15.5.4.6 String.prototype.codePointAt (pos)
Returns a Number (a nonnegative integer less than 0x10FFFF) representing the code point value of the code unit sequence starting at position pos in the String resulting from converting this object to a String. If there is no code unit at that position, the result is NaN. The function behaves as if it were defined as:
String.prototype.codePointAt = function (index) {
var str = String(this);
var first = str.charCodeAt(index);
if (first >= 0xD800 && first <= 0xDBFF && str.length > index + 1) {
var second = str.charCodeAt(index + 1);
if (second >= 0xDC00 && second <= 0xDFFF) {
return ((first - 0xD800) << 10) + (second - 0xDC00) + 0x10000;
}
}
return first;
};
NOTE: The codePointAt function is intentionally generic; it does not require that its this value be a String object. Therefore it can be transferred to other kinds of objects for use as a method.
What About new Unicode Escapes?
A new form of Unicode
escapes has been proposed that allows the expression of code points rather
than code units. For example, the character 𠮷 could be written as "\u{20BB7}"
in
addition to the existing forms "𠮷"
and "\uD842\uDFB7"
.
The new form is more readable than the old escape form (although the character
itself of course is best in that respect) and easier to find in Unicode tables.
I don’t consider this feature essential, but it’s nice to have, and can be
integrated with the proposals above without too much difficulty.
Note that ECMAScript cannot add the new escape form to JSON, because JSON is defined by its own specification.
What About UTF-32?
There have been several proposals to change ECMAScript to use Unicode code points directly to represent source code and String values – since code points need at least 21 bits, and computers don’t have 21-bit integers, this effectively means UTF-32. By eliminating the duality code unit / code point, this would make text processing in ECMAScript easier to understand, and it would slightly simplify the work of developers implementing low-level string processing in ECMAScript.

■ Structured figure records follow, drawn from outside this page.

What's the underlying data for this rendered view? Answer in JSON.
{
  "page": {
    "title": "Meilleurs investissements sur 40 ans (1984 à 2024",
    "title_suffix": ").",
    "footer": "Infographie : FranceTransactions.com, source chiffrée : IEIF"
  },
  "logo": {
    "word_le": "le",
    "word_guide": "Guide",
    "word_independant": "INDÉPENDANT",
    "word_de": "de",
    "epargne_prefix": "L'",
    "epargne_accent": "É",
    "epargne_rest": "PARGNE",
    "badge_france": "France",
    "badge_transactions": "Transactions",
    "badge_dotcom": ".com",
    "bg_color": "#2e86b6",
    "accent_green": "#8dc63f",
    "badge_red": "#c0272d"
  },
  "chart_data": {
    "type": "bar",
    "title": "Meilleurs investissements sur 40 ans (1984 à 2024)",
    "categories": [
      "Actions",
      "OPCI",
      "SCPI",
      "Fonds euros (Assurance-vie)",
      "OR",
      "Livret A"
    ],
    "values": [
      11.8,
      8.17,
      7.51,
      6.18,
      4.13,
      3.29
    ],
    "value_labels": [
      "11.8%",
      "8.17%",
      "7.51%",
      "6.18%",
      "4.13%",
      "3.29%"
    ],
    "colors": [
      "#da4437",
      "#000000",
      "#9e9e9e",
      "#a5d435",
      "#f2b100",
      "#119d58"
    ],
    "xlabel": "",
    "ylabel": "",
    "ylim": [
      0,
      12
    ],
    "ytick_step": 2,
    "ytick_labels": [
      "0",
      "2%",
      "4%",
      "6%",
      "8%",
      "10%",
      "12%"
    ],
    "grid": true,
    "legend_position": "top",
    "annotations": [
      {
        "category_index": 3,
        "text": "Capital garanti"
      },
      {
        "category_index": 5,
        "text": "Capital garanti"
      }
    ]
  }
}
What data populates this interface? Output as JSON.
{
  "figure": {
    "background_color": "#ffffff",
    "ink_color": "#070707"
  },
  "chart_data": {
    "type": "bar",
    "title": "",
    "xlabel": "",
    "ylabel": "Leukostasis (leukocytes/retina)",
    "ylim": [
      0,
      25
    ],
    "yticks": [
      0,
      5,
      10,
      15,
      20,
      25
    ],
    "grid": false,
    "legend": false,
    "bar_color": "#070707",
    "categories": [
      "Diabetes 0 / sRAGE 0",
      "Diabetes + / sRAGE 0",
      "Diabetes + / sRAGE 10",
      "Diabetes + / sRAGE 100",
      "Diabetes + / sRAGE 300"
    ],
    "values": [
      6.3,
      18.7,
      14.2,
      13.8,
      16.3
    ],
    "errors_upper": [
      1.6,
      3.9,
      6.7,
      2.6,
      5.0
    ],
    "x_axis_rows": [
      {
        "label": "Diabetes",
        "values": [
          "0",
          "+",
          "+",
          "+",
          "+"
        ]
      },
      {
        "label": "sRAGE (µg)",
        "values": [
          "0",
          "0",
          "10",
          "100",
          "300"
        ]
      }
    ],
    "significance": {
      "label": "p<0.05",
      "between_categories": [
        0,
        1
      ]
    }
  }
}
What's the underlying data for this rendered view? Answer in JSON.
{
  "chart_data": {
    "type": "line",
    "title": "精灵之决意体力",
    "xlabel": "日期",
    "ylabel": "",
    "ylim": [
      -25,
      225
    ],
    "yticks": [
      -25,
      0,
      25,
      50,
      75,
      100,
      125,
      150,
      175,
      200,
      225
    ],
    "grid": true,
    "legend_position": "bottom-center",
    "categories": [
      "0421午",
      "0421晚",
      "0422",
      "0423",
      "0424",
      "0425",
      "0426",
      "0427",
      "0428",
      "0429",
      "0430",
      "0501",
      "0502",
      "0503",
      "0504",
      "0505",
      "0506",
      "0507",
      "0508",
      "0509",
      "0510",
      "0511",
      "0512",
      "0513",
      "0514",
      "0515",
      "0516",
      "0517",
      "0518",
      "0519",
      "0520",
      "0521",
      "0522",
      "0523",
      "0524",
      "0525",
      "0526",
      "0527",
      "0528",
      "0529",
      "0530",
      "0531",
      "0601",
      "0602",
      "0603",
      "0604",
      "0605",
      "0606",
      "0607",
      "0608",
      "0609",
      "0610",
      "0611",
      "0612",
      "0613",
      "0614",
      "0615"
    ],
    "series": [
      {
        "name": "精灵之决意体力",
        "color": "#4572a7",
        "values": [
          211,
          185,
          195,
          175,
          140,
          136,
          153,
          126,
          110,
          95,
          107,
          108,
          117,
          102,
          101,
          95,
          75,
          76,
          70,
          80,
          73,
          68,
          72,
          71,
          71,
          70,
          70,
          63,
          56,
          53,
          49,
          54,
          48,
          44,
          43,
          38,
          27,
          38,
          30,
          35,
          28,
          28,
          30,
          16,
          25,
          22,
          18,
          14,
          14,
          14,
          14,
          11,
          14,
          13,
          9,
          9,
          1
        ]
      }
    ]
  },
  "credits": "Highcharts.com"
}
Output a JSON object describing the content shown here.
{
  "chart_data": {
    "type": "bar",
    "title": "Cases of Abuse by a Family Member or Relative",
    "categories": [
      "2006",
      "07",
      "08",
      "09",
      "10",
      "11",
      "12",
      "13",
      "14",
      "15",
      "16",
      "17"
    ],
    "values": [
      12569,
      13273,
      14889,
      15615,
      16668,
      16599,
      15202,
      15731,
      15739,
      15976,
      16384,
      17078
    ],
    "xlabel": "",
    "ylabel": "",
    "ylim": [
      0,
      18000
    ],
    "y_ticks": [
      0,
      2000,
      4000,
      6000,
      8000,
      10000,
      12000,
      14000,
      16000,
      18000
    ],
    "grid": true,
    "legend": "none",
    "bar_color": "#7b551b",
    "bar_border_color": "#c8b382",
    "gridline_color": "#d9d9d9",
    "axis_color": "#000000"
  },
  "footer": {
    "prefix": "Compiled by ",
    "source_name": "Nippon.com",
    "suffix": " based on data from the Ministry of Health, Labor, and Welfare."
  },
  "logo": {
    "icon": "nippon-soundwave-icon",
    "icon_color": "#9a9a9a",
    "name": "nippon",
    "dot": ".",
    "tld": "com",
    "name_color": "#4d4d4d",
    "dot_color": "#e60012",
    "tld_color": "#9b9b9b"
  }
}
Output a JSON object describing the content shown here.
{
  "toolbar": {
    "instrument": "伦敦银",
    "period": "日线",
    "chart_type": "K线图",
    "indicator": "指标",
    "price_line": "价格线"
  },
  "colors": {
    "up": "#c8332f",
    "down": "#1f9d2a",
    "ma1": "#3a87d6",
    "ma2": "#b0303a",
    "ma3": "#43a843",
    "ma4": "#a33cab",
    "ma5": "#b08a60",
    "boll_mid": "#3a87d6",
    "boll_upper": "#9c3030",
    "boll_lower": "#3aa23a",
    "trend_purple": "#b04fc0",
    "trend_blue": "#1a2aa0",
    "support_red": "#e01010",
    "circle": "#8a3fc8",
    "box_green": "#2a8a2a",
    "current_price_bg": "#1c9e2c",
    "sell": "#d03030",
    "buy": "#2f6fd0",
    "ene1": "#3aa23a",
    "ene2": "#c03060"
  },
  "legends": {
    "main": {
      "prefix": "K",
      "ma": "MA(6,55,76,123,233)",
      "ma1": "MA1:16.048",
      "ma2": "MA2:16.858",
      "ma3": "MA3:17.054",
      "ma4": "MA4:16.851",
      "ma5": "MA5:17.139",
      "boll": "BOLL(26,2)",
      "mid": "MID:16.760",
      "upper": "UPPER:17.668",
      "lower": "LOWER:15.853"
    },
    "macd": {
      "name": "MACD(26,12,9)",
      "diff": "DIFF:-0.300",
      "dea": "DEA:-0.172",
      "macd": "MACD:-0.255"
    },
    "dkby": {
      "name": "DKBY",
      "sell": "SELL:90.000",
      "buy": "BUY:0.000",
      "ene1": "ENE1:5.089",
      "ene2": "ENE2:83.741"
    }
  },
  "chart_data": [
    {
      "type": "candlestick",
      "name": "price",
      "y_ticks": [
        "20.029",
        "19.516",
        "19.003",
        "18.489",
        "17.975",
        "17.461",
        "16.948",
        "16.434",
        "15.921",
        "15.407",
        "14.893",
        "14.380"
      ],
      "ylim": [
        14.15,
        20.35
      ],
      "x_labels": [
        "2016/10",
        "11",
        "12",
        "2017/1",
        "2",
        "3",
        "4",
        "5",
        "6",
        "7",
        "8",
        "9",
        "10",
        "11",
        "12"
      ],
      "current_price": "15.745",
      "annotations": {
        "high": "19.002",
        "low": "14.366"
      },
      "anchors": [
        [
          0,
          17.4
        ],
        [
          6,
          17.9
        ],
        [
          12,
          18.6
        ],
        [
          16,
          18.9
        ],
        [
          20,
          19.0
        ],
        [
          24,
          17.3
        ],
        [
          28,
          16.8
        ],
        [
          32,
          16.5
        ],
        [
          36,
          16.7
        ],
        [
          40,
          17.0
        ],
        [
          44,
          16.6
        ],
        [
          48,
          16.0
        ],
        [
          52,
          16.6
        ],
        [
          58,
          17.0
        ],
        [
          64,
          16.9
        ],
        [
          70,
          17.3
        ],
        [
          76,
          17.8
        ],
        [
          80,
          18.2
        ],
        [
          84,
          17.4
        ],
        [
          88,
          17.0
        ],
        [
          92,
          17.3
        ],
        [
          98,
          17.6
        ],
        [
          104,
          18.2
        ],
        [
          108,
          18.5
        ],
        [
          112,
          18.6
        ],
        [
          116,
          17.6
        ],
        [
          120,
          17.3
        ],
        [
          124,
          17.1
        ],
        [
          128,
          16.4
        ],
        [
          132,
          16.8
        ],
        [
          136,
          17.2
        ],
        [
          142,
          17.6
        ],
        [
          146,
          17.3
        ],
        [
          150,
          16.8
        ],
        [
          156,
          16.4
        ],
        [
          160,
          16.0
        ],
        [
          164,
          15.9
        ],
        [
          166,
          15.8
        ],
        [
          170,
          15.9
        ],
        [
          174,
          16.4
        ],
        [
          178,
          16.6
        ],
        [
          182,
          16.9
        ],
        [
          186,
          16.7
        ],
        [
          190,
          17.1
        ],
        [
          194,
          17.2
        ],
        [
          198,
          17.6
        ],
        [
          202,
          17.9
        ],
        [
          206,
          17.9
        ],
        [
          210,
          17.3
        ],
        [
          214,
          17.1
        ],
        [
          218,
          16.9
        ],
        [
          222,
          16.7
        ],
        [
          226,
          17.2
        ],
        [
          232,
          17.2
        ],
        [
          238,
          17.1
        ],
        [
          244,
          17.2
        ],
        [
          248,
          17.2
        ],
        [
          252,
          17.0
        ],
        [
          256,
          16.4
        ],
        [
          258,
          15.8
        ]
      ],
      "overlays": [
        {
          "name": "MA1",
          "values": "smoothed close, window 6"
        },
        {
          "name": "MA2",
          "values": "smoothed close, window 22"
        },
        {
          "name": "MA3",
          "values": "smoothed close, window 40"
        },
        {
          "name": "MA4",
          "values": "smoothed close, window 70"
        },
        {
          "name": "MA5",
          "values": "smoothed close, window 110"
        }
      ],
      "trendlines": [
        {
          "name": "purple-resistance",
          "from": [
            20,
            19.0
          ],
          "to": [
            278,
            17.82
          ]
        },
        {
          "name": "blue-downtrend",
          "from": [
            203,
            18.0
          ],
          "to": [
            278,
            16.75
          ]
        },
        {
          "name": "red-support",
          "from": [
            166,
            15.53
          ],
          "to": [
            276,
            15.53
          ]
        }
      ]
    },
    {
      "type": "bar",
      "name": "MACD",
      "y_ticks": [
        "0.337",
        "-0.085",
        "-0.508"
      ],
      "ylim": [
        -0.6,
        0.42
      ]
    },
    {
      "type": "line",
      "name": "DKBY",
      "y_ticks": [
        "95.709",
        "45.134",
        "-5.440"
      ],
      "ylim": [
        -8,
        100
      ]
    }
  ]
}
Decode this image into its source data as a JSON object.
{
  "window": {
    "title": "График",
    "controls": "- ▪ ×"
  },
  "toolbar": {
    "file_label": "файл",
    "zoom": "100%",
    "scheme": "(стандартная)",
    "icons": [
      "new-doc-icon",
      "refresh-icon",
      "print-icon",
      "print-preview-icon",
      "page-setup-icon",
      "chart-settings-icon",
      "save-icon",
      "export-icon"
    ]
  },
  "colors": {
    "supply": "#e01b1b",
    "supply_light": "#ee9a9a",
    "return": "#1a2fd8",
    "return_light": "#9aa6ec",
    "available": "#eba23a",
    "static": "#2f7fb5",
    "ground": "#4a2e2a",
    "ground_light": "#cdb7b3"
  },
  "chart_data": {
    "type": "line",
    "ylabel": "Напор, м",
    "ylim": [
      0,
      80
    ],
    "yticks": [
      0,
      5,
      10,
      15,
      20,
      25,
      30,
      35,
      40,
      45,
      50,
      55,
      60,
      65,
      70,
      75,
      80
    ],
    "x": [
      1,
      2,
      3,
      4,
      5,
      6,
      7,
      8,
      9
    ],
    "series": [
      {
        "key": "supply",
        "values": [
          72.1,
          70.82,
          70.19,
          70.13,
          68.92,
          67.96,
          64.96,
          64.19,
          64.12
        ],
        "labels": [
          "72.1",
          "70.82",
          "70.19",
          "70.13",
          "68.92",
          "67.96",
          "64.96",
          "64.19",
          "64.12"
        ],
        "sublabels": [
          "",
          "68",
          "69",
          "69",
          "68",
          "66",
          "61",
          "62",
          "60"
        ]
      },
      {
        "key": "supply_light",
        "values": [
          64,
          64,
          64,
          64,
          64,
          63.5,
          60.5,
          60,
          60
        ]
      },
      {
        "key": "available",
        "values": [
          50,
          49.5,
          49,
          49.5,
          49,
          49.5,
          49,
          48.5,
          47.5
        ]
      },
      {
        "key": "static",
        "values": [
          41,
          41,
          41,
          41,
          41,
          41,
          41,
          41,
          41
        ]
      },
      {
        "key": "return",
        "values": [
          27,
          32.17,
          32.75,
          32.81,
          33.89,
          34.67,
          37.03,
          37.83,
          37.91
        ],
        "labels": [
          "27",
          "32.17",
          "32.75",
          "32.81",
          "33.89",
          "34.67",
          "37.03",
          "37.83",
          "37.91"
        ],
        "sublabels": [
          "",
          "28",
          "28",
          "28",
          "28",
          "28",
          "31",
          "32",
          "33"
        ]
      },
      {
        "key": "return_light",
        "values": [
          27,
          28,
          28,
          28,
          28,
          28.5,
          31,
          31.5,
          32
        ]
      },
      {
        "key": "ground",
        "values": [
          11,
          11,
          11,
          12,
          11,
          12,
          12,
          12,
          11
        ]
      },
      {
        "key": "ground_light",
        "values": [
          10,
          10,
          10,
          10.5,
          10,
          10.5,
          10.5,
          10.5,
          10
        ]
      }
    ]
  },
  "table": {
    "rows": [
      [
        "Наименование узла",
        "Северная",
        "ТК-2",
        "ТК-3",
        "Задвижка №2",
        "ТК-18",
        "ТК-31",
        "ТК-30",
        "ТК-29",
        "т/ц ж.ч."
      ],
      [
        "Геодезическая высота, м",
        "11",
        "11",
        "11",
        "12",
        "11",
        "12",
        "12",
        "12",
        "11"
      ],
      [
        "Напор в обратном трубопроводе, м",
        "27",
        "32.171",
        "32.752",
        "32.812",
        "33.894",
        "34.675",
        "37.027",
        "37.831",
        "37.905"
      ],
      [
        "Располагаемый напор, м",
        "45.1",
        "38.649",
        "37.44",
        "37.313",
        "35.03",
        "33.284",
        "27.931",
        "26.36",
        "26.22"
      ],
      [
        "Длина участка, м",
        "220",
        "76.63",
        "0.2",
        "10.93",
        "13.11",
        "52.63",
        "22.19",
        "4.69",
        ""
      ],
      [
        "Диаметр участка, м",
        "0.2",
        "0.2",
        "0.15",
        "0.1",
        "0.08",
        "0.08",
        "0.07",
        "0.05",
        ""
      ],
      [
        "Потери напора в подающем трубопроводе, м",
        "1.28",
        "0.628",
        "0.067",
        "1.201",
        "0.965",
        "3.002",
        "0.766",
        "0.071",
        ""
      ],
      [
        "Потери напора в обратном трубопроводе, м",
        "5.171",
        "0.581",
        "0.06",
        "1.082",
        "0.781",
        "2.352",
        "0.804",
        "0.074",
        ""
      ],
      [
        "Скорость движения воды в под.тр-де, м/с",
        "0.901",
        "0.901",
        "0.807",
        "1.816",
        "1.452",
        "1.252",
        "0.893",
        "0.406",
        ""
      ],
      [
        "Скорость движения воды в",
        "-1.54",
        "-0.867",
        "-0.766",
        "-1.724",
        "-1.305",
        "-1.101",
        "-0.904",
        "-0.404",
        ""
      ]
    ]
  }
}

However, this change would also create serious compatibility issues. Take the string “𠮷野家” (Yoshinoya), the name of a Japanese beef bowl restaurant chain. Since the first character is a supplementary character, the length of the string in a current ECMAScript implementation is 4, and the code points start at positions 0, 2, and 3. In a UTF-32 based implementation, the length of the string would be 3, and the code points start at positions 1, 2, 3. The two systems, and libraries and applications running on them, could not easily exchange length or position information about this string. Similarly, positions in ECMAScript strings would no longer match DOM offsets for the same strings, because DOM string offsets (e.g., in the CharacterData interface) are UTF-16 based. Maybe somebody can come up with a solution that solves these issue so that developers don’t have to worry about them, but I haven’t seen it yet (previous discussions on the ECMAScript mailing listed started here and here, continued here).
In addition, code points are in many cases not the right abstraction either for text processing. Many operations have to operate on grapheme clusters, the substrings that a user would perceive as a character.
To really help developers, the focus shouldn’t be on access to individual code points. It should be on more and better functions to process text at higher levels of abstractions. Regular expressions with support for Unicode properties and grapheme clusters would be an excellent start.